Most people upgrade lights by going to T5, because it is the latest and greatest, and undoubtably gives the most light per watt. That means the market for T8 special aquarium bulbs is very limited. T8 bulbs are used in a lot of ceiling lights, so there are many T8 bulbs available now, ranging from about 3700K to 4100K to 6500K and including "Plant Gro" type bulbs, which tend to look reddish lavender when lit. So, I don't think it would pay anyone to sell special aquarium rated T8 bulbs. Also, several years ago people found that ordinary hardware store T8 bulbs will grow plants very well, so why spend extra for aquarium bulbs.


----------



## comet (Jun 10, 2006)

Those are very good points! I just happen to like this light over my low tech 20 long. And I'm guessing the co. tries to accommodate the type of light strips being sold... Thanks again Hoppy. Wish I could hold all your knowledge in my brain. :confused1:


----------



## FSM (Jan 13, 2009)

Aqua-glo bulbs appear a bit dimmer than power-glo bulbs, in my experience at least. I like 10,000k bulbs, generally they are more whitish than the bluish 18000k bulbs.


----------



## S&KGray (Nov 12, 2008)

Yes they do appear dimmer because aqua-glo bulbs peak in the blue and red areas of the spectrum with only a small peak in the green/yellow. Great for photosynthesis but not very good for viewing. Power-glo bulbs peak in the blue, green, very high in yellow, with a very small peak in the red.


----------



## Hilde (May 19, 2008)

comet said:


> from my previous thread on June 4,
> "I would like to keep it as a low light tank. *No* CO2


I am doing the same thing now. Tried 85watts over my 29 gallon tank until I saw the electric bill go up. Tried the diy Co2 and hated the smell of it. 


comet said:


> Size of tank is;
> 48 1/4" L, 12 3/4" W, 16 7/8" H
> I purchased a used/like new Perfect-a-light Double Bright 48" light strip, high polished aluminum reflector. It came with two 40W, T10 Eclipse Natural Daylight fluorescent bulbs. Perfecto mfg. K rating for the 24" daylight, and that's 5200.

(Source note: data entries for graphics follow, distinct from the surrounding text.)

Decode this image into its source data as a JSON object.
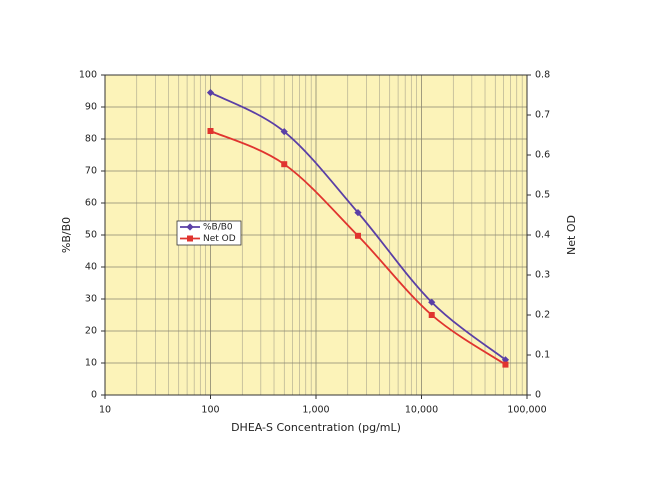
{
  "chart_data": {
    "type": "line",
    "x_label": "DHEA-S Concentration (pg/mL)",
    "y_label": "%B/B0",
    "y2_label": "Net OD",
    "log_x": true,
    "grid": true,
    "minor_grid": true,
    "background": "#fcf3b9",
    "x": [
      100,
      500,
      2500,
      12500,
      62500
    ],
    "series": [
      {
        "name": "%B/B0",
        "color": "#5a3fa6",
        "marker": "diamond",
        "values": [
          94.5,
          82.3,
          57,
          29,
          11
        ]
      },
      {
        "name": "Net OD",
        "color": "#e0342f",
        "marker": "square",
        "axis": "y2",
        "values": [
          0.66,
          0.577,
          0.398,
          0.2,
          0.076
        ]
      }
    ],
    "xlim": [
      10,
      100000
    ],
    "xticks": [
      10,
      100,
      {
        "value": 1000,
        "label": "1,000"
      },
      {
        "value": 10000,
        "label": "10,000"
      },
      {
        "value": 100000,
        "label": "100,000"
      }
    ],
    "ylim": [
      0,
      100
    ],
    "yticks": [
      0,
      10,
      20,
      30,
      40,
      50,
      60,
      70,
      80,
      90,
      100
    ],
    "y2lim": [
      0,
      0.8
    ],
    "y2ticks": [
      0,
      0.1,
      0.2,
      0.3,
      0.4,
      0.5,
      0.6,
      0.7,
      0.8
    ],
    "legend": "left"
  }
}
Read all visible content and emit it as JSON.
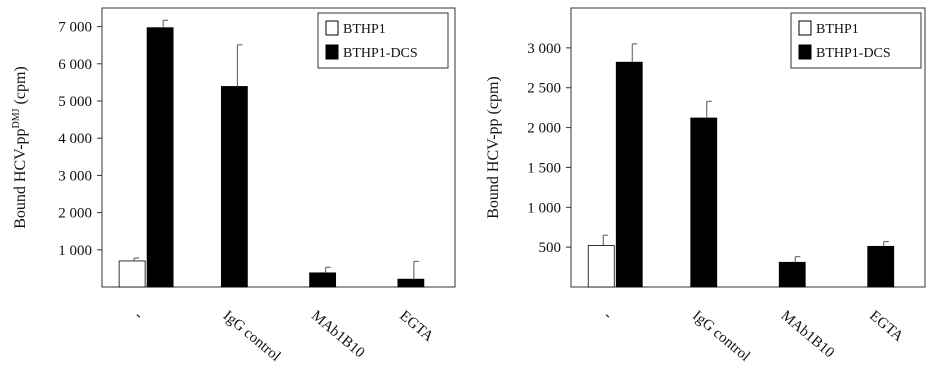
{
  "chart_data": [
    {
      "type": "bar",
      "ylabel_main": "Bound HCV-pp",
      "ylabel_sup": "DMJ",
      "ylabel_tail": " (cpm)",
      "categories": [
        "-",
        "IgG control",
        "MAb1B10",
        "EGTA"
      ],
      "series": [
        {
          "name": "BTHP1",
          "values": [
            700,
            null,
            null,
            null
          ],
          "errors": [
            80,
            null,
            null,
            null
          ],
          "color": "#ffffff"
        },
        {
          "name": "BTHP1-DCS",
          "values": [
            6970,
            5390,
            380,
            210
          ],
          "errors": [
            200,
            1120,
            150,
            480
          ],
          "color": "#000000"
        }
      ],
      "ylim": [
        0,
        7500
      ],
      "yticks": [
        1000,
        2000,
        3000,
        4000,
        5000,
        6000,
        7000
      ],
      "ytick_labels": [
        "1 000",
        "2 000",
        "3 000",
        "4 000",
        "5 000",
        "6 000",
        "7 000"
      ],
      "legend": "top-right",
      "grid": false
    },
    {
      "type": "bar",
      "ylabel_main": "Bound HCV-pp",
      "ylabel_sup": "",
      "ylabel_tail": " (cpm)",
      "categories": [
        "-",
        "IgG control",
        "MAb1B10",
        "EGTA"
      ],
      "series": [
        {
          "name": "BTHP1",
          "values": [
            520,
            null,
            null,
            null
          ],
          "errors": [
            130,
            null,
            null,
            null
          ],
          "color": "#ffffff"
        },
        {
          "name": "BTHP1-DCS",
          "values": [
            2820,
            2120,
            310,
            510
          ],
          "errors": [
            230,
            210,
            70,
            60
          ],
          "color": "#000000"
        }
      ],
      "ylim": [
        0,
        3500
      ],
      "yticks": [
        500,
        1000,
        1500,
        2000,
        2500,
        3000
      ],
      "ytick_labels": [
        "500",
        "1 000",
        "1 500",
        "2 000",
        "2 500",
        "3 000"
      ],
      "legend": "top-right",
      "grid": false
    }
  ]
}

I am finding that the color spectrum is more important than the wattage for most plants. The wpg rule is outdated for it is based on T12 bulbs and those aren't used my many anymore. They don't get as much light to the bottom of the tank as the smaller tubes do.

It has a good kelvin rating thus it may work. If not you might try to to add a small light strip to it.


----------



## Hilde (May 19, 2008)

comet said:


> My final decision is to go with 1 40W T8 Aqua-Glo and 1 32W T8 Philips Daylight Deluxe.


I am thinking of doing something similar for my 30in long tank. At the moment I have a 20w T8 Philips Daylight bulb, 20w T8 Zoo Med Ultra daylight bulb and Life-Glo2. I am planning on replacing the Philips bulb with a 18,000k bulb to bring out the colors of the fish more. The power-glo and aqua-glo are 18,000k.

Have you tried getting an independent pet store to order bulbs for you? Googled Power-glo and found the 48in T8 here. here
It is cheaper on line than in petsmart for me. 

Can't wait to see the results!!


----------